Robert gave Lila an opal ring. Lila gave Robert a set of scuba equipment. Robert gave Lila a book of French poems that he’d found at a garage sale. Lila gave Robert a soft scarf of English wool and put it around his neck and patted it in place, saying, “Merry Christmas.”
“Merry Christmas,” Robert said back, and to himself he said: There’s no place in the world I would rather be at this minute.
The card from England was late, but the buff envelope was reassuringly familiar and so was the picture—a scenic view of Salisbury Plain under a wafery layer of snow. Inside, Nigel had written: “Jane has been in a coma for some months now, but it is a comfort to me that she is not in pain and that she perhaps hears a little of what goes on about her.”
Lila read the words several times before they swam into comprehension. Then she phoned Robert at his office. Hearing the news he slumped forward, put a fist to his forehead and closed his eyes thinking: Jane, Jane.
“How can he bear this,” Lila said several times. Nigel.

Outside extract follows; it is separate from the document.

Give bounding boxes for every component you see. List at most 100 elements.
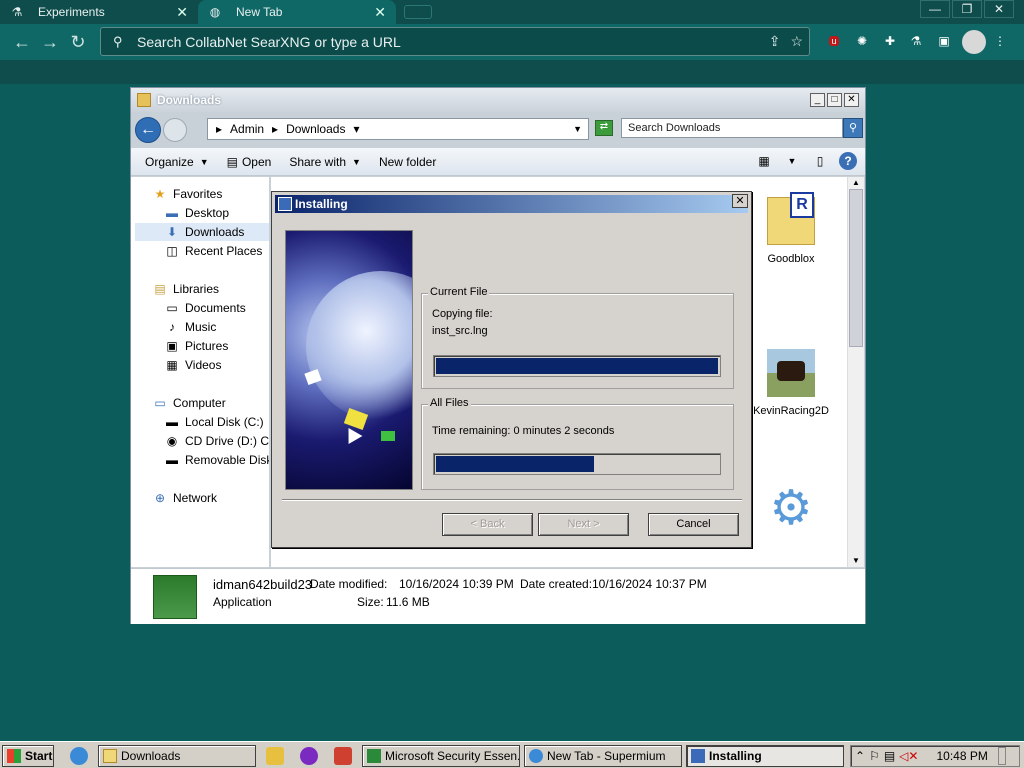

Later they sat together in a corner of the quiet living room. A clock ticked on the wall. This room, like the other rooms in the house, was filled with airy furniture and thick rugs. Fragile curtains framed a window that looked out onto a wooded ravine, and beyond the ravine could be seen the tops of apartment buildings. From the triple-paned windows of these apartments one could glimpse a pale sky scratched with weather whorls, and a broad lake that joined, eventually, a wide gray river whose water emptied into the Atlantic Ocean. As oceans go, this was a mild and knowable ocean, with friendly coasts rising smoothly out of the waves and leading directly to white roads, forests and the jointed streets of foreign towns and villages. Both Robert and Lila, each enclosed in a separate vision, could imagine houses filled with lighted rooms, and these rooms—like the one they were sitting in—were softened by the presence of furniture, curtains, carpets, men and women and children, and by that curious human contrivance that binds them together.
They know after all this time about love—that it’s dim and unreliable and little more than a reflection on the wall. It is also capricious, idiotic, sentimental, imperfect and inconstant, and most often seems to be the exclusive preserve of others. Sitting in a room that w
as slowly growing dark, they found themselves wishing they could measure its pure anchoring force or account for its random visitations. Of course they could not—which was why, after a time, they began to talk about other things: the weather, would it snow, would the wind continue its bitter course, would the creek freeze over, would there be another power cut, what would happen during the night.